Double-channel video sculpture, screen installed in the ground (x2), 55:00 min, no sound
The Pleasure of Envy consists of two screens lowered in the ground, creating an illusion of two enclosed spaces connected by a small opening. In one room is a woman, in the other a man. They can’t see each other however they feel the other person's presence fighting each other in a tug of war. Both entangled in and pulling a green robe in a hard and brutal, other times sensual and fond manner, the act reflects envy's interpersonal character. The two people are apart, however connected; imprisoned, isolated, lonely, sometimes nearly desperate. Their gravelike spaces symbolize envy's crampedness, its strangling apathy, but also the fragile relationship it mediates – not necessarily being devastating, however being bearable it must be balanced in a two-way and tightening manner, just like the robe. In just one second it can become suffocating. It is only the viewer who can see that the two bodies are interlocked by the snake-like rope of envy and thus, it is only her or him, who can see the full scale of envy and how it, like a tightening noose, ties us all together.

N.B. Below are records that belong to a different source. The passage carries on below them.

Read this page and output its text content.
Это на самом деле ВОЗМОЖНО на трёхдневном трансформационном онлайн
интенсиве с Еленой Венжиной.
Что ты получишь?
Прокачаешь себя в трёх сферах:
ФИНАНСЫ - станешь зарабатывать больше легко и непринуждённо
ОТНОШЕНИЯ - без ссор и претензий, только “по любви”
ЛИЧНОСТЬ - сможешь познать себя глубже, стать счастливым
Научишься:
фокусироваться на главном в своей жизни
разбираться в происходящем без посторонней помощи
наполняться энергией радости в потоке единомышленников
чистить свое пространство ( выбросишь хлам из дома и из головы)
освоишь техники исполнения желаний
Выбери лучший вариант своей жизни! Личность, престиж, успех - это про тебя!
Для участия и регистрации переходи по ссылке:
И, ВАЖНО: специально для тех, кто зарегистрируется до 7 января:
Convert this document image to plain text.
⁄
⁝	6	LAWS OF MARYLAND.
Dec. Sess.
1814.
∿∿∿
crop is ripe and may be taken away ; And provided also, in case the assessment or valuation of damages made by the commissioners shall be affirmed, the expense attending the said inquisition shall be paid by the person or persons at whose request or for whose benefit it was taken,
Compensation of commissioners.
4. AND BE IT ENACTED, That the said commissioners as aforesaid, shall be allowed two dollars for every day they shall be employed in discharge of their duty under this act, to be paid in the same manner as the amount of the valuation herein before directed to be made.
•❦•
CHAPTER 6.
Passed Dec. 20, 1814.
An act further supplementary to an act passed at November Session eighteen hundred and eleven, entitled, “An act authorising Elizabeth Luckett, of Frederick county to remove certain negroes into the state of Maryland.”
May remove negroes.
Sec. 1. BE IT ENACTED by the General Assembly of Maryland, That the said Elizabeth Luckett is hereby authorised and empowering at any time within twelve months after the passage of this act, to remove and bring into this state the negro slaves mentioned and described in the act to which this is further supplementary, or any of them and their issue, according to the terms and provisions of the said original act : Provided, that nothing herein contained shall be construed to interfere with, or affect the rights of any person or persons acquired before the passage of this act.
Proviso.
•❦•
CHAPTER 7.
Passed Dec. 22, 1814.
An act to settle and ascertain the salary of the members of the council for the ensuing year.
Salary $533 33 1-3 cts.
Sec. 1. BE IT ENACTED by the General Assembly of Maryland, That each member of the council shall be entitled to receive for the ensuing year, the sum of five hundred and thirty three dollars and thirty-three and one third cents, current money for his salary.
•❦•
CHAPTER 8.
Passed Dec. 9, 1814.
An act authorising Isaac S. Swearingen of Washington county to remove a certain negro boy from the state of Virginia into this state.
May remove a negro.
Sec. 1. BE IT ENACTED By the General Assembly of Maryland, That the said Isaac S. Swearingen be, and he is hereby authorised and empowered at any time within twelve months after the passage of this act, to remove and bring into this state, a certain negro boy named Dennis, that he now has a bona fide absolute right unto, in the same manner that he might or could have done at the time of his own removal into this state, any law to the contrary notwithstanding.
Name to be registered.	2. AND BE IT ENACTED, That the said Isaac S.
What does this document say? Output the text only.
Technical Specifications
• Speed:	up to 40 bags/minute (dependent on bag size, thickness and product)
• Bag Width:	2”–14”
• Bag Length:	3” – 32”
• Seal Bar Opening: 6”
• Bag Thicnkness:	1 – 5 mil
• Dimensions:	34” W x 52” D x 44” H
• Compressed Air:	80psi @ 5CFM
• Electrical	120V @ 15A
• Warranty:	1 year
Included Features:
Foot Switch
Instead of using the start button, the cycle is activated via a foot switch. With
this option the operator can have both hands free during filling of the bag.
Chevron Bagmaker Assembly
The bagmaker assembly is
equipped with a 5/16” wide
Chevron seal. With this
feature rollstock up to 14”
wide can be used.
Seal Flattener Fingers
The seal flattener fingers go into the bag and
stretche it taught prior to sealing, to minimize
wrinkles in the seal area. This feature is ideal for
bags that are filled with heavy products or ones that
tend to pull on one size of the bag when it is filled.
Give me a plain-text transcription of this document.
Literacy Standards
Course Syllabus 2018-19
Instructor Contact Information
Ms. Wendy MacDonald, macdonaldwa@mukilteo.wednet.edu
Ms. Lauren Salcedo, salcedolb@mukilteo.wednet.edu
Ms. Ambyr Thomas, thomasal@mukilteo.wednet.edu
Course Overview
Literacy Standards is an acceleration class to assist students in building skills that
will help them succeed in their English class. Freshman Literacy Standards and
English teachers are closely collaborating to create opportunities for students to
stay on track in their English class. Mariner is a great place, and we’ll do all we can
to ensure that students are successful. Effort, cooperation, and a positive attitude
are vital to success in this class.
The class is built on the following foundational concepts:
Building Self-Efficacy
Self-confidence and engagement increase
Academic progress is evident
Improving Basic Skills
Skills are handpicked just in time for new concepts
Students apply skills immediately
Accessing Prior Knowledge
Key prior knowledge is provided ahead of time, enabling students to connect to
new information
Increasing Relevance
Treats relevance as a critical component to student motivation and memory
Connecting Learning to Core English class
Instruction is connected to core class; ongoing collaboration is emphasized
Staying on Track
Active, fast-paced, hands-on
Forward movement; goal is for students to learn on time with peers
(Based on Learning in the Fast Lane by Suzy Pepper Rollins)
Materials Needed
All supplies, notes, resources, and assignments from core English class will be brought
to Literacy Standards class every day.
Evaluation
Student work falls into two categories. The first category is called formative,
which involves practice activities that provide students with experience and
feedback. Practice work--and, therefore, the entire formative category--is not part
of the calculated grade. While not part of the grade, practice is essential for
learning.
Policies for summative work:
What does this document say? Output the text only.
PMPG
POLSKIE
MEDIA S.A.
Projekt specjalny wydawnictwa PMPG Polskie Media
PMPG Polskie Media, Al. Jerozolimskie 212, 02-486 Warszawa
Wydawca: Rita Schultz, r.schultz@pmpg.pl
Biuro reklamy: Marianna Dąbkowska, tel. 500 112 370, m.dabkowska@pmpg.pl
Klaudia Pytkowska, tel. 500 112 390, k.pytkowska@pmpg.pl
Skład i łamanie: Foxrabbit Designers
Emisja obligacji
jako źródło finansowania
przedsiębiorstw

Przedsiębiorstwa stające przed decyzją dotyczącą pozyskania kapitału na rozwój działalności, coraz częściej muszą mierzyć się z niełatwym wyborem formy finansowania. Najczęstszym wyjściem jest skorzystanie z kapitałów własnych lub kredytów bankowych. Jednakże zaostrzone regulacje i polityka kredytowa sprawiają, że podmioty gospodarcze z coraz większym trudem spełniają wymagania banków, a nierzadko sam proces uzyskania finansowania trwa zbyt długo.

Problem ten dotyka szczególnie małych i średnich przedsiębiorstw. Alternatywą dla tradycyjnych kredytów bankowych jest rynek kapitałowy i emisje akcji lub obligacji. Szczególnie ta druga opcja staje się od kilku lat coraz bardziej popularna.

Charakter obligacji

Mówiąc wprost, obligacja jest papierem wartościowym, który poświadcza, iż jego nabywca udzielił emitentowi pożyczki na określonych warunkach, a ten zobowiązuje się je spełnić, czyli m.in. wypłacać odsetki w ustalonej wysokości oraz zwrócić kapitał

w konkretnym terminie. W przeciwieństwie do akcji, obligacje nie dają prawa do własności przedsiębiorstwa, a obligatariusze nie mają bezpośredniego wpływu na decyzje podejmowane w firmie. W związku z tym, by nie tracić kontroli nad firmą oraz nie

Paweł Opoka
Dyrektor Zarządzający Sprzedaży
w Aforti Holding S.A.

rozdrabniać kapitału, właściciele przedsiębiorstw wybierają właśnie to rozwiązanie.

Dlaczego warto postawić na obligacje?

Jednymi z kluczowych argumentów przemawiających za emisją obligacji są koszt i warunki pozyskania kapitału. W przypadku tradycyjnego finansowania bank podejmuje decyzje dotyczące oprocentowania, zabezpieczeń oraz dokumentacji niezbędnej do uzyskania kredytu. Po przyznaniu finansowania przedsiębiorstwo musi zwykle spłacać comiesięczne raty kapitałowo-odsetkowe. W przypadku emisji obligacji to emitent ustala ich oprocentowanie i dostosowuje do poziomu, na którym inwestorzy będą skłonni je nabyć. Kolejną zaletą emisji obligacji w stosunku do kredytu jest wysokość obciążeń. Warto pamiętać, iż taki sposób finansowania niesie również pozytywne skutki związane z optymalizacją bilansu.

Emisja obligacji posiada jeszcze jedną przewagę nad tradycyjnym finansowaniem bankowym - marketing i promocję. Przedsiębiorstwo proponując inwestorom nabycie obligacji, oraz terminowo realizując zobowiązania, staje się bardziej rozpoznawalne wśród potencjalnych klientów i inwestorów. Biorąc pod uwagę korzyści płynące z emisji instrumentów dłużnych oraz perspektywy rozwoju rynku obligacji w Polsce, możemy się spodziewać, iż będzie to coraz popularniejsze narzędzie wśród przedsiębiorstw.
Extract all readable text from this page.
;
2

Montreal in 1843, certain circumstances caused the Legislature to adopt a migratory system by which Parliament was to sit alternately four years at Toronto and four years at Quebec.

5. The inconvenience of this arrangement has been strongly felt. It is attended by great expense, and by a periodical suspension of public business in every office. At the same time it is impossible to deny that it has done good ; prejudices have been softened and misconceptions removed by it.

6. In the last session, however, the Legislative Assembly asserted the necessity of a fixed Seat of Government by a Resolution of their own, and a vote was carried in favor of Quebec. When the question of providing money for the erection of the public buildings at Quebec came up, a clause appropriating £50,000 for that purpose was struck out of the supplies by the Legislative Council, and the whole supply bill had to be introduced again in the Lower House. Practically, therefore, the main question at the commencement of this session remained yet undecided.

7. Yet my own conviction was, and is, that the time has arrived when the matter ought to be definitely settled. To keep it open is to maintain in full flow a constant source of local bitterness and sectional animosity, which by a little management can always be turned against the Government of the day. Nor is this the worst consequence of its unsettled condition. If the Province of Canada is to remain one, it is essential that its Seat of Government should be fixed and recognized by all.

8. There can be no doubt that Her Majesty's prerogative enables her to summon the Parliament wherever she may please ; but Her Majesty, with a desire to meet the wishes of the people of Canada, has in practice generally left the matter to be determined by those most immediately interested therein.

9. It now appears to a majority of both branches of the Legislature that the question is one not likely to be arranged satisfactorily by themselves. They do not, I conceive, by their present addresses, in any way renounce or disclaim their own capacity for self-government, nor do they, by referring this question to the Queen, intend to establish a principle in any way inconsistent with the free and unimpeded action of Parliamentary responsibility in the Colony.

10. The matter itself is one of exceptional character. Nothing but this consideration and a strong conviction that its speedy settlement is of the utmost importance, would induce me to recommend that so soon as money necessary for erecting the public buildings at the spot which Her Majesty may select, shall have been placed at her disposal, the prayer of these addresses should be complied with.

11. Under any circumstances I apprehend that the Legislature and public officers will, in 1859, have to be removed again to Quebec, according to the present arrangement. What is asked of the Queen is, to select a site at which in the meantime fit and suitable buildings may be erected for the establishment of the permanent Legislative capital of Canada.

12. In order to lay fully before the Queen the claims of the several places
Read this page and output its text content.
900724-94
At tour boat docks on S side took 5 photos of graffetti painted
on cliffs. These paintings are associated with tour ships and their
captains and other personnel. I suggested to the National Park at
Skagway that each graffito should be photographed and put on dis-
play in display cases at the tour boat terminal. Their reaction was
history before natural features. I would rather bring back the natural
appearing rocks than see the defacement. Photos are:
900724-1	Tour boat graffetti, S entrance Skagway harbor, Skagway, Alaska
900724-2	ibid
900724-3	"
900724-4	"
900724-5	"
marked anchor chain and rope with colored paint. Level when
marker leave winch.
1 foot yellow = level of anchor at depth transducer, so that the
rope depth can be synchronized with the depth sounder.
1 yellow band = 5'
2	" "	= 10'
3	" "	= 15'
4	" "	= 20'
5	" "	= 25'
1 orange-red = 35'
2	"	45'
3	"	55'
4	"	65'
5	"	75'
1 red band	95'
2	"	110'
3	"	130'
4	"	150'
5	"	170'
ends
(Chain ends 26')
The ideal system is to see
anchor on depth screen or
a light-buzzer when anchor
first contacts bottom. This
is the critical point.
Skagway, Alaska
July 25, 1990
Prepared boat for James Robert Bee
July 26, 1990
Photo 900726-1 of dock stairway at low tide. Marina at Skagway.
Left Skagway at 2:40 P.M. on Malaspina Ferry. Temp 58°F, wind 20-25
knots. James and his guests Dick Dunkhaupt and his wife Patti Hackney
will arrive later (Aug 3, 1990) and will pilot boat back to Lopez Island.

The Pleasure of Envy and Envy My Beloved are Katja Bjørns contributions to The Seven Deathly Sins, a row of exhibitions made in collaboration between different art museums and European Culture Capital 2017. Both works explore the character of envy and make an issue of its undefinable nagger and the inner pain it causes; its introversion, its gesture and its undeniable strength occupying or defining the relation between close friends or family.